Reporters Without Borders (RSF) has obtained an International Olympic Committee internal memo on how they should respond to recent protests and crackdown in Tibet, as well as talk of a boycott. The RSF release on the memo notes:
“As the Olympic movement meets in Beijing, we were hoping the IOC would finally pluck up the courage to ask the Chinese authorities to stop the violence in Tibet and human rights violations in China,” Reporters Without Borders secretary-general Robert Ménard said. “Instead the IOC has sent its members a memo minimising China’s abuses and reiterating the position that the Olympic movement does not meddle in politics.”
A good example of this comes later on:
The memo repeats several times that the Olympic Games are serving as a “catalyst” for a dialogue on Tibet and its independence but rules out IOC involvement in the resolution of the “complex” crisis. The message that Rogge wants to get across is that “The IOC shares the world’s desire for the Chinese government to bring about a peaceful resolution as quickly as possible.” But the memo adds on the next page that the IOC does not raise such matters with countries that host the games.
Jacques Rogge is involved in an international game of wanting to eat his cake and have it too. The IOC remarkably seeks to claim credit for political progress if and when China makes substantive or illusory improvements in human rights. But if the outside world, seeing the clear connection between the Olympic Games and politics, asks Rogge to speak out himself or use the host role as a stick to get China to stop a military crackdown in Tibet, the IOC pleads that they are only a sporting organization and gently chides those of us with principles for confounding sports and politics.
What’s even more offensive is that this organization has used its international clout and billions of sponsorship and advertising dollars to elevate China’s status on the world stage while human rights groups and NGOs repeatedly made clear that China has massive human rights and democracy problems. For eight years the IOC has refused to make Tibet part of the discussion when it comes to the Beijing Olympics. Subsequently these Games have been seen by China as a means of solidifying their rule of Tibet and effectively ending the Tibet question in the eyes of the international community. That this organization, so consistently and stoicly opposed to standing up for Tibetans now will try to brand itself as “a “catalyst” for a dialogue on Tibet and its independence” strikes me as offensive at the most elemental levels of my sentiments.
Tibetans inside Tibet are rising up against China’s military occupation. For their courageous pursuit of freedom, these Tibetans are being killed, tortured, thrown in prison, and subject to brainwashing patriotic reeducation. But it is the IOC that seeks credit for “serving as a “catalyst” for a dialogue on Tibet and its independence“. Disgusting. Simply disgusting. Has the IOC no shame? Has Jacques Rogge no shame?

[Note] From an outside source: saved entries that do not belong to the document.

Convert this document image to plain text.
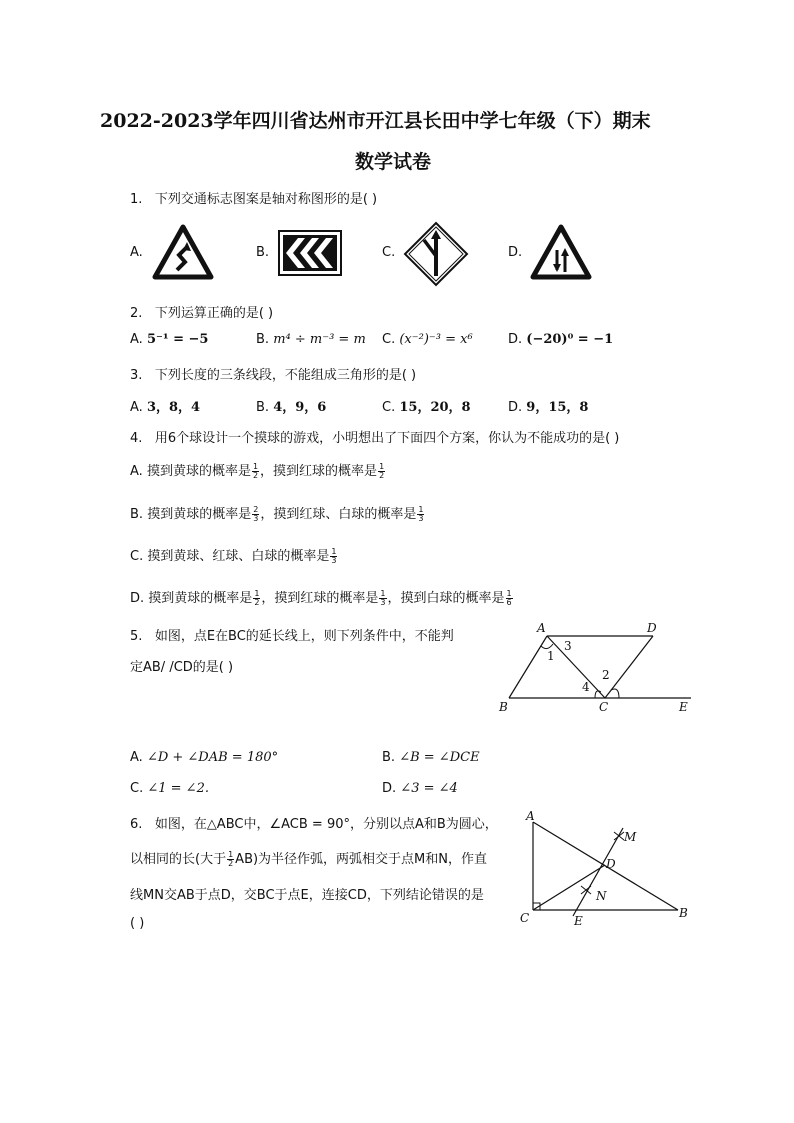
2022-2023学年四川省达州市开江县长田中学七年级（下）期末
数学试卷
1. 下列交通标志图案是轴对称图形的是( )
A.	B.	C.	D.
2. 下列运算正确的是( )
A. 5⁻¹ = −5	B. m⁴ ÷ m⁻³ = m C. (x⁻²)⁻³ = x⁶	D. (−20)⁰ = −1
3. 下列长度的三条线段，不能组成三角形的是( )
A. 3，8，4	B. 4，9，6	C. 15，20，8	D. 9，15，8
4. 用6个球设计一个摸球的游戏，小明想出了下面四个方案，你认为不能成功的是( )
A. 摸到黄球的概率是 $\frac{1}{2}$ ，摸到红球的概率是 $\frac{1}{2}$
B. 摸到黄球的概率是 $\frac{2}{3}$ ，摸到红球、白球的概率是 $\frac{1}{3}$
C. 摸到黄球、红球、白球的概率是 $\frac{1}{3}$
D. 摸到黄球的概率是 $\frac{1}{2}$ ，摸到红球的概率是 $\frac{1}{3}$ ，摸到白球的概率是 $\frac{1}{6}$
5. 如图，点E在BC的延长线上，则下列条件中，不能判
定AB/ /CD的是( )
A	D
B	C	E
1
3
2
4
A. ∠D + ∠DAB = 180°	B. ∠B = ∠DCE
C. ∠1 = ∠2.	D. ∠3 = ∠4
6. 如图，在△ABC中，∠ACB = 90°，分别以点A和B为圆心，
以相同的长(大于 $\frac{1}{2} AB$)为半径作弧，两弧相交于点M和N，作直
线MN交AB于点D，交BC于点E，连接CD，下列结论错误的是
( )
A
M
D
N
C	E
B
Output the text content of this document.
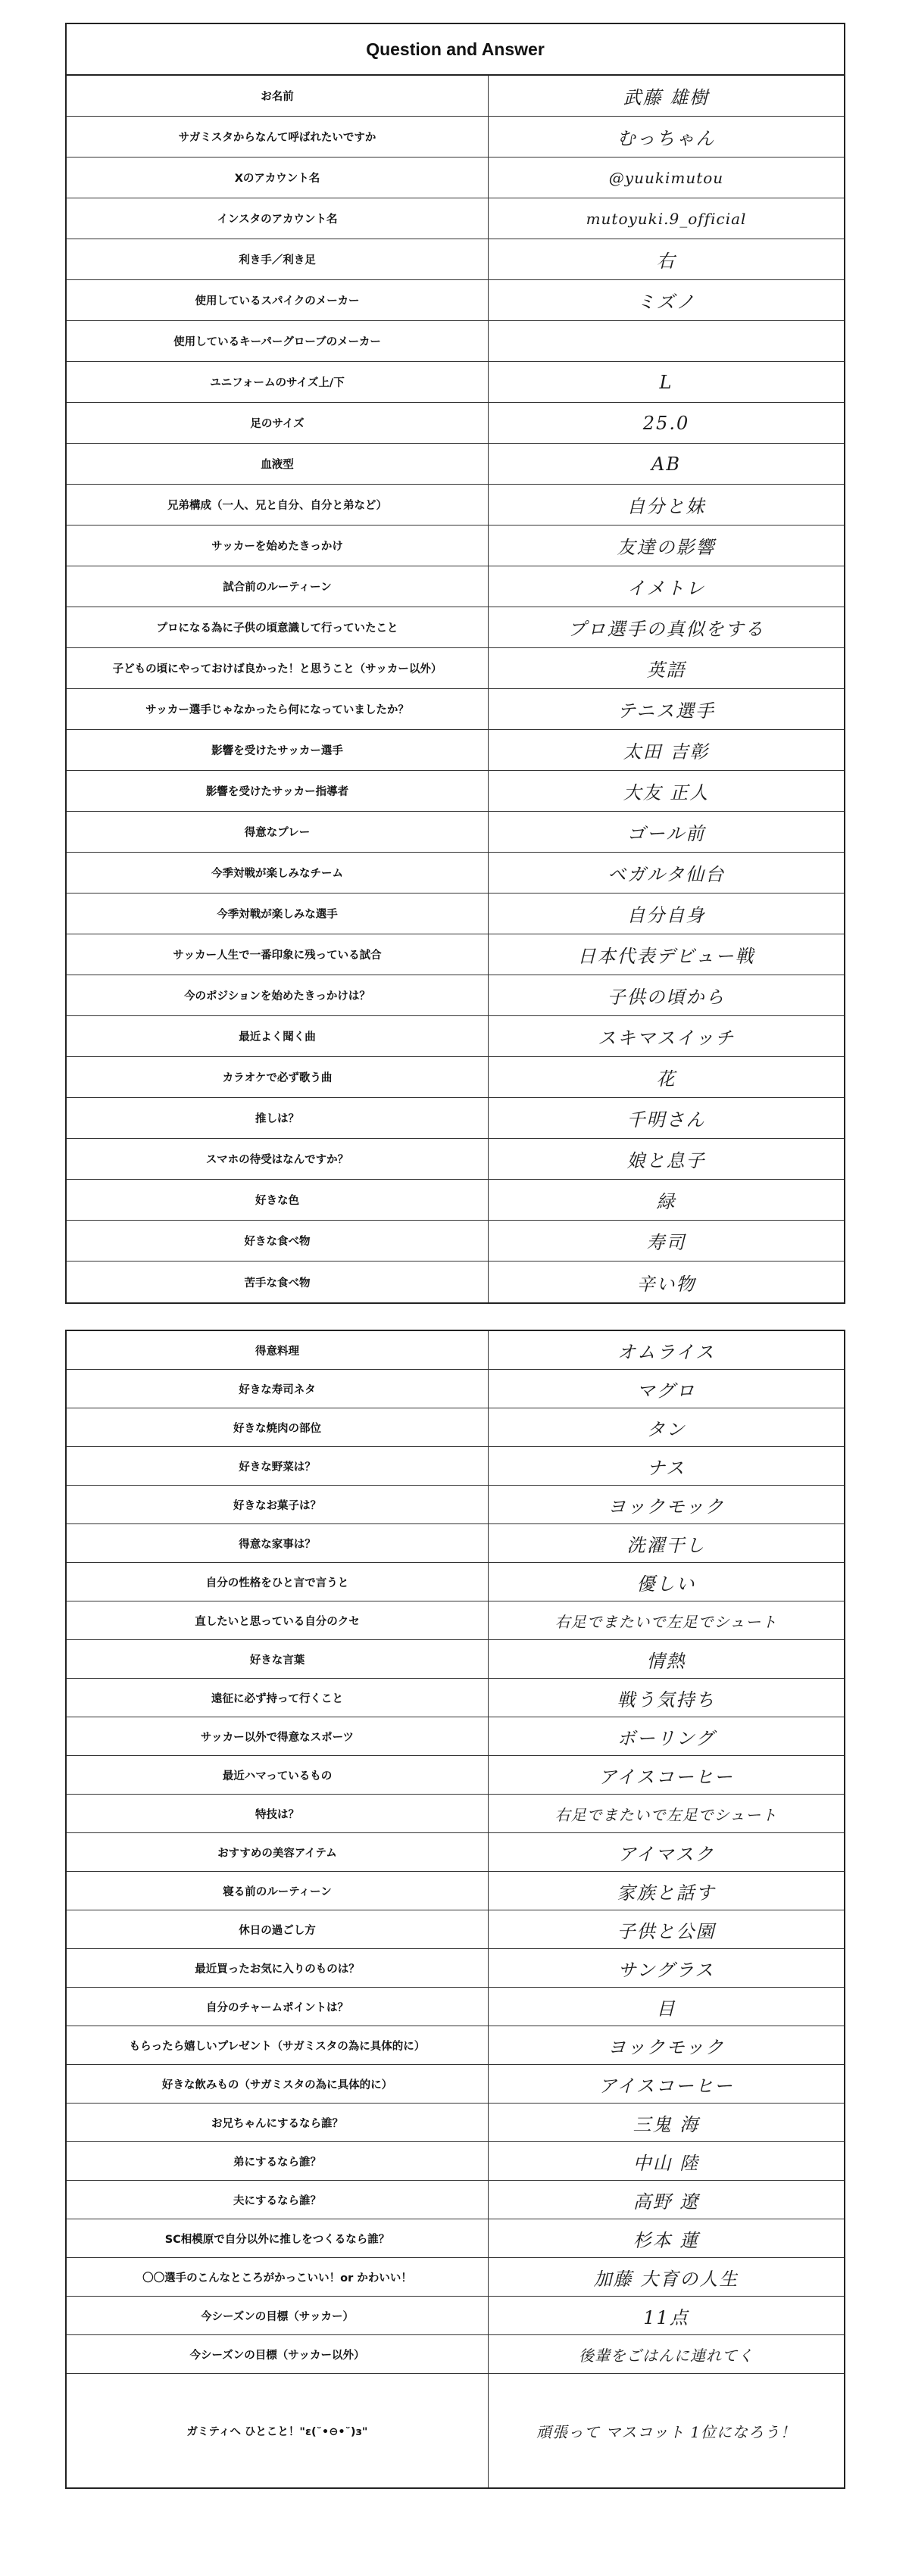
Question and Answer
お名前	武藤 雄樹
サガミスタからなんて呼ばれたいですか	むっちゃん
Xのアカウント名	@yuukimutou
インスタのアカウント名	mutoyuki.9_official
利き手／利き足	右
使用しているスパイクのメーカー	ミズノ
使用しているキーパーグローブのメーカー
ユニフォームのサイズ上/下	L
足のサイズ	25.0
血液型	AB
兄弟構成（一人、兄と自分、自分と弟など）	自分と妹
サッカーを始めたきっかけ	友達の影響
試合前のルーティーン	イメトレ
プロになる為に子供の頃意識して行っていたこと	プロ選手の真似をする
子どもの頃にやっておけば良かった！と思うこと（サッカー以外）	英語
サッカー選手じゃなかったら何になっていましたか？	テニス選手
影響を受けたサッカー選手	太田 吉彰
影響を受けたサッカー指導者	大友 正人
得意なプレー	ゴール前
今季対戦が楽しみなチーム	ベガルタ仙台
今季対戦が楽しみな選手	自分自身
サッカー人生で一番印象に残っている試合	日本代表デビュー戦
今のポジションを始めたきっかけは？	子供の頃から
最近よく聞く曲	スキマスイッチ
カラオケで必ず歌う曲	花
推しは？	千明さん
スマホの待受はなんですか？	娘と息子
好きな色	緑
好きな食べ物	寿司
苦手な食べ物	辛い物
得意料理	オムライス
好きな寿司ネタ	マグロ
好きな焼肉の部位	タン
好きな野菜は？	ナス
好きなお菓子は？	ヨックモック
得意な家事は？	洗濯干し
自分の性格をひと言で言うと	優しい
直したいと思っている自分のクセ	右足でまたいで左足でシュート
好きな言葉	情熱
遠征に必ず持って行くこと	戦う気持ち
サッカー以外で得意なスポーツ	ボーリング
最近ハマっているもの	アイスコーヒー
特技は？	右足でまたいで左足でシュート
おすすめの美容アイテム	アイマスク
寝る前のルーティーン	家族と話す
休日の過ごし方	子供と公園
最近買ったお気に入りのものは？	サングラス
自分のチャームポイントは？	目
もらったら嬉しいプレゼント（サガミスタの為に具体的に）	ヨックモック
好きな飲みもの（サガミスタの為に具体的に）	アイスコーヒー
お兄ちゃんにするなら誰？	三鬼 海
弟にするなら誰？	中山 陸
夫にするなら誰？	高野 遼
SC相模原で自分以外に推しをつくるなら誰？	杉本 蓮
〇〇選手のこんなところがかっこいい！or かわいい！	加藤 大育の人生
今シーズンの目標（サッカー）	11点
今シーズンの目標（サッカー以外）	後輩をごはんに連れてく
ガミティへ ひとこと！"ε(˘•⊖•˘)з"	頑張って マスコット 1位になろう！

The IOC could be a catalyst for change in China and freedom for Tibet. But they have refused that role year after year. Their attempt to claim credit for what has happened in Tibet and in response around the world in the last month is as dishonest and disingenuous a pursuit of historical revisionism as I have ever seen. Rogge and his partners at the IOC are collaborationists in the repression of Tibet. Attempts to claim otherwise at this point are laughable. Only the IOC’s actions can change this assessment and internal messaging memos instructing their surrogates to lie about what they have done does not improve their chances for being written about favorably by posterity.